You can watch the whole video at https://youtu.be/DXmjZFIB_N0 also you can give a try to Qprofiler by cloning it from https://github.com/torokernel/qprofiler
Thursday, August 18, 2022
Recent improvement in accessing Per-CPU variables
In Toro, all kernel data structures are per-CPU variables. This is because each instance of the kernel in each core is independent one from each other. Also this has the benefits that access to kernel data structure is lock-less thus preventing the use of spin-locks and its contention.
For example, each core has an entry in the array CPU[] that contains information about the threads that are running in that core. Also each core has the DedicateFilesystem[] array with information about the filesystems that a core is allowed to access.
In general, when a core wants to access a per-CPU variable, it first gets the core id by issuing the GetApicId() function that returns the id of the lapic. Then, it uses that value as an index for a per-CPU array, e.g., CPU[id]. The whole operation requires two steps.
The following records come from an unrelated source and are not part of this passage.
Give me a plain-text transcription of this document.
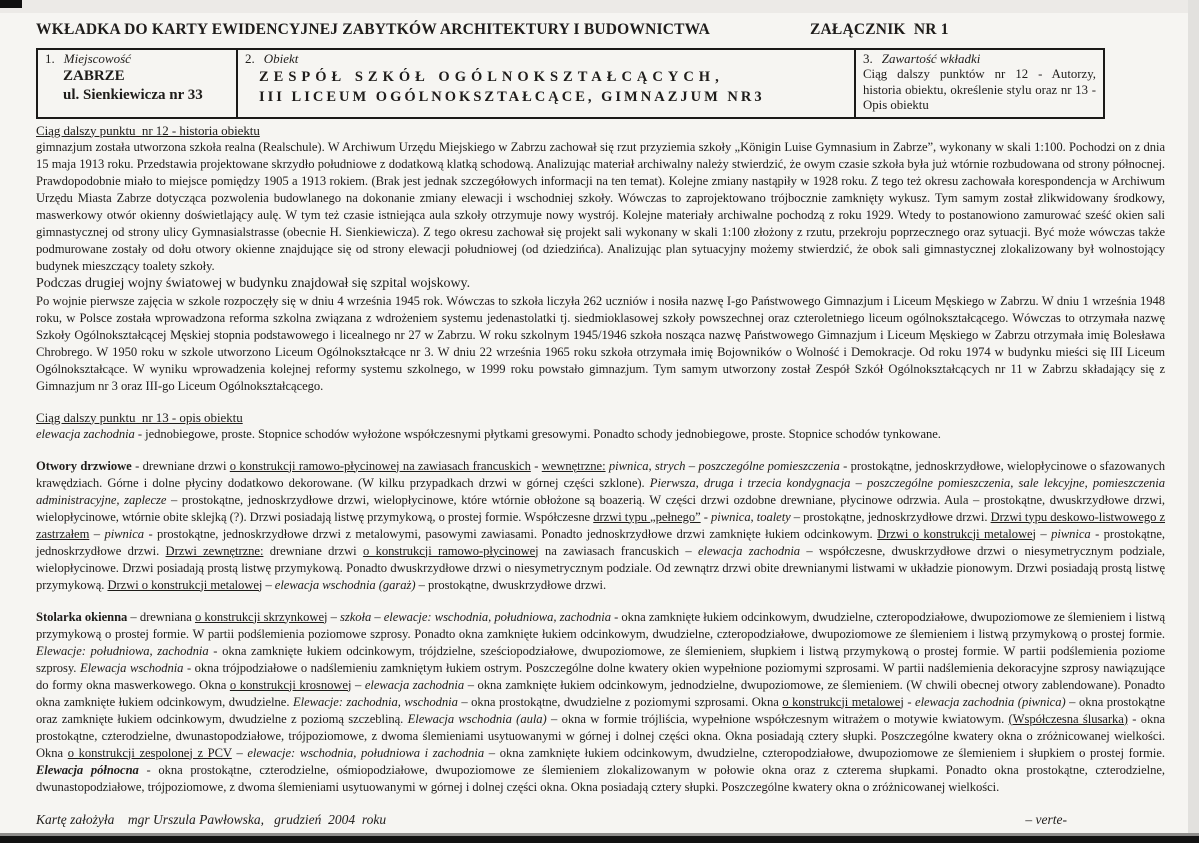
WKŁADKA DO KARTY EWIDENCYJNEJ ZABYTKÓW ARCHITEKTURY I BUDOWNICTWA	ZAŁĄCZNIK  NR 1
1. Miejscowość
ZABRZE
ul. Sienkiewicza nr 33

2. Obiekt
ZESPÓŁ SZKÓŁ OGÓLNOKSZTAŁCĄCYCH,
III LICEUM OGÓLNOKSZTAŁCĄCE, GIMNAZJUM NR3

3. Zawartość wkładki
Ciąg dalszy punktów nr 12 - Autorzy, historia obiektu, określenie stylu oraz nr 13 - Opis obiektu
Ciąg dalszy punktu  nr 12 - historia obiektu
gimnazjum została utworzona szkoła realna (Realschule). W Archiwum Urzędu Miejskiego w Zabrzu zachował się rzut przyziemia szkoły „Königin Luise Gymnasium in Zabrze”, wykonany w skali 1:100. Pochodzi on z dnia 15 maja 1913 roku. Przedstawia projektowane skrzydło południowe z dodatkową klatką schodową. Analizując materiał archiwalny należy stwierdzić, że owym czasie szkoła była już wtórnie rozbudowana od strony północnej. Prawdopodobnie miało to miejsce pomiędzy 1905 a 1913 rokiem. (Brak jest jednak szczegółowych informacji na ten temat). Kolejne zmiany nastąpiły w 1928 roku. Z tego też okresu zachowała korespondencja w Archiwum Urzędu Miasta Zabrze dotycząca pozwolenia budowlanego na dokonanie zmiany elewacji i wschodniej szkoły. Wówczas to zaprojektowano trójbocznie zamknięty wykusz. Tym samym został zlikwidowany środkowy, maswerkowy otwór okienny doświetlający aulę. W tym też czasie istniejąca aula szkoły otrzymuje nowy wystrój. Kolejne materiały archiwalne pochodzą z roku 1929. Wtedy to postanowiono zamurować sześć okien sali gimnastycznej od strony ulicy Gymnasialstrasse (obecnie H. Sienkiewicza). Z tego okresu zachował się projekt sali wykonany w skali 1:100 złożony z rzutu, przekroju poprzecznego oraz sytuacji. Być może wówczas także podmurowane zostały od dołu otwory okienne znajdujące się od strony elewacji południowej (od dziedzińca). Analizując plan sytuacyjny możemy stwierdzić, że obok sali gimnastycznej zlokalizowany był wolnostojący budynek mieszczący toalety szkoły.
Podczas drugiej wojny światowej w budynku znajdował się szpital wojskowy.
Po wojnie pierwsze zajęcia w szkole rozpoczęły się w dniu 4 września 1945 rok. Wówczas to szkoła liczyła 262 uczniów i nosiła nazwę I-go Państwowego Gimnazjum i Liceum Męskiego w Zabrzu. W dniu 1 września 1948 roku, w Polsce została wprowadzona reforma szkolna związana z wdrożeniem systemu jedenastolatki tj. siedmioklasowej szkoły powszechnej oraz czteroletniego liceum ogólnokształcącego. Wówczas to otrzymała nazwę Szkoły Ogólnokształcącej Męskiej stopnia podstawowego i licealnego nr 27 w Zabrzu. W roku szkolnym 1945/1946 szkoła nosząca nazwę Państwowego Gimnazjum i Liceum Męskiego w Zabrzu otrzymała imię Bolesława Chrobrego. W 1950 roku w szkole utworzono Liceum Ogólnokształcące nr 3. W dniu 22 września 1965 roku szkoła otrzymała imię Bojowników o Wolność i Demokracje. Od roku 1974 w budynku mieści się III Liceum Ogólnokształcące. W wyniku wprowadzenia kolejnej reformy systemu szkolnego, w 1999 roku powstało gimnazjum. Tym samym utworzony został Zespół Szkół Ogólnokształcących nr 11 w Zabrzu składający się z Gimnazjum nr 3 oraz III-go Liceum Ogólnokształcącego.
Ciąg dalszy punktu  nr 13 - opis obiektu
elewacja zachodnia - jednobiegowe, proste. Stopnice schodów wyłożone współczesnymi płytkami gresowymi. Ponadto schody jednobiegowe, proste. Stopnice schodów tynkowane.
Otwory drzwiowe - drewniane drzwi o konstrukcji ramowo-płycinowej na zawiasach francuskich - wewnętrzne: piwnica, strych – poszczególne pomieszczenia - prostokątne, jednoskrzydłowe, wielopłycinowe o sfazowanych krawędziach. Górne i dolne płyciny dodatkowo dekorowane. (W kilku przypadkach drzwi w górnej części szklone). Pierwsza, druga i trzecia kondygnacja – poszczególne pomieszczenia, sale lekcyjne, pomieszczenia administracyjne, zaplecze – prostokątne, jednoskrzydłowe drzwi, wielopłycinowe, które wtórnie obłożone są boazerią. W części drzwi ozdobne drewniane, płycinowe odrzwia. Aula – prostokątne, dwuskrzydłowe drzwi, wielopłycinowe, wtórnie obite sklejką (?). Drzwi posiadają listwę przymykową, o prostej formie. Współczesne drzwi typu „pełnego” - piwnica, toalety – prostokątne, jednoskrzydłowe drzwi. Drzwi typu deskowo-listwowego z zastrzałem – piwnica - prostokątne, jednoskrzydłowe drzwi z metalowymi, pasowymi zawiasami. Ponadto jednoskrzydłowe drzwi zamknięte łukiem odcinkowym. Drzwi o konstrukcji metalowej – piwnica - prostokątne, jednoskrzydłowe drzwi. Drzwi zewnętrzne: drewniane drzwi o konstrukcji ramowo-płycinowej na zawiasach francuskich – elewacja zachodnia – współczesne, dwuskrzydłowe drzwi o niesymetrycznym podziale, wielopłycinowe. Drzwi posiadają prostą listwę przymykową. Ponadto dwuskrzydłowe drzwi o niesymetrycznym podziale. Od zewnątrz drzwi obite drewnianymi listwami w układzie pionowym. Drzwi posiadają prostą listwę przymykową. Drzwi o konstrukcji metalowej – elewacja wschodnia (garaż) – prostokątne, dwuskrzydłowe drzwi.
Stolarka okienna – drewniana o konstrukcji skrzynkowej – szkoła – elewacje: wschodnia, południowa, zachodnia - okna zamknięte łukiem odcinkowym, dwudzielne, czteropodziałowe, dwupoziomowe ze ślemieniem i listwą przymykową o prostej formie. W partii podślemienia poziomowe szprosy. Ponadto okna zamknięte łukiem odcinkowym, dwudzielne, czteropodziałowe, dwupoziomowe ze ślemieniem i listwą przymykową o prostej formie. Elewacje: południowa, zachodnia - okna zamknięte łukiem odcinkowym, trójdzielne, sześciopodziałowe, dwupoziomowe, ze ślemieniem, słupkiem i listwą przymykową o prostej formie. W partii podślemienia poziome szprosy. Elewacja wschodnia - okna trójpodziałowe o nadślemieniu zamkniętym łukiem ostrym. Poszczególne dolne kwatery okien wypełnione poziomymi szprosami. W partii nadślemienia dekoracyjne szprosy nawiązujące do formy okna maswerkowego. Okna o konstrukcji krosnowej – elewacja zachodnia – okna zamknięte łukiem odcinkowym, jednodzielne, dwupoziomowe, ze ślemieniem. (W chwili obecnej otwory zablendowane). Ponadto okna zamknięte łukiem odcinkowym, dwudzielne. Elewacje: zachodnia, wschodnia – okna prostokątne, dwudzielne z poziomymi szprosami. Okna o konstrukcji metalowej - elewacja zachodnia (piwnica) – okna prostokątne oraz zamknięte łukiem odcinkowym, dwudzielne z poziomą szczebliną. Elewacja wschodnia (aula) – okna w formie trójliścia, wypełnione współczesnym witrażem o motywie kwiatowym. (Współczesna ślusarka) - okna prostokątne, czterodzielne, dwunastopodziałowe, trójpoziomowe, z dwoma ślemieniami usytuowanymi w górnej i dolnej części okna. Okna posiadają cztery słupki. Poszczególne kwatery okna o zróżnicowanej wielkości. Okna o konstrukcji zespolonej z PCV – elewacje: wschodnia, południowa i zachodnia – okna zamknięte łukiem odcinkowym, dwudzielne, czteropodziałowe, dwupoziomowe ze ślemieniem i słupkiem o prostej formie. Elewacja północna - okna prostokątne, czterodzielne, ośmiopodziałowe, dwupoziomowe ze ślemieniem zlokalizowanym w połowie okna oraz z czterema słupkami. Ponadto okna prostokątne, czterodzielne, dwunastopodziałowe, trójpoziomowe, z dwoma ślemieniami usytuowanymi w górnej i dolnej części okna. Okna posiadają cztery słupki. Poszczególne kwatery okna o zróżnicowanej wielkości.
Kartę założyła    mgr Urszula Pawłowska,   grudzień  2004  roku	– verte-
Also, to get the lapic id, this requires access to the memory-mapped region of the lapic.
In recent work, we improved the access to per-CPU variables by using the %gs register of each core. This is an improvement that is already used in Linux for a long time (see https://lwn.net/Articles/198184/). The access to a per-CPU variable can be done in one single instruction if we use the %gs register to keep a pointer to an array of the per-CPU variables. Then, we require only an offset to find the entry of the variable that we are looking for. This is faster than issuing the GetApicId and then using it as an index. To get the value of a per-CPU variable in the %rax register, the function becomes a single assembler instruction:
mov %rax, %gs:offset
This is implemented in Toro by relying on a single GDT that is shared among all the cores. At booting time, we reserve a number of descriptors that are used for the %gs descriptor of each core. Each core loads in %gs the corresponding descriptor by relying on its lapic id. Each core loads in %gs a pointer to an array of pointers for each per-CPU variable, e.g., CPU, CurrentThread, CoreId, etc. Each variable is represented with a different offset. Each offset is a different entry in the table.
But how fast is this improvement? I've compared GetApicId() with GetCoreId(). The former relies on the lapic whereas the latter relies on the per-CPU variable. I've measured an improvement of x10 when using the per-CPU variable. This only tests a single invocation of the function. The function is heavily used in code so I expect a bigger overall improvement.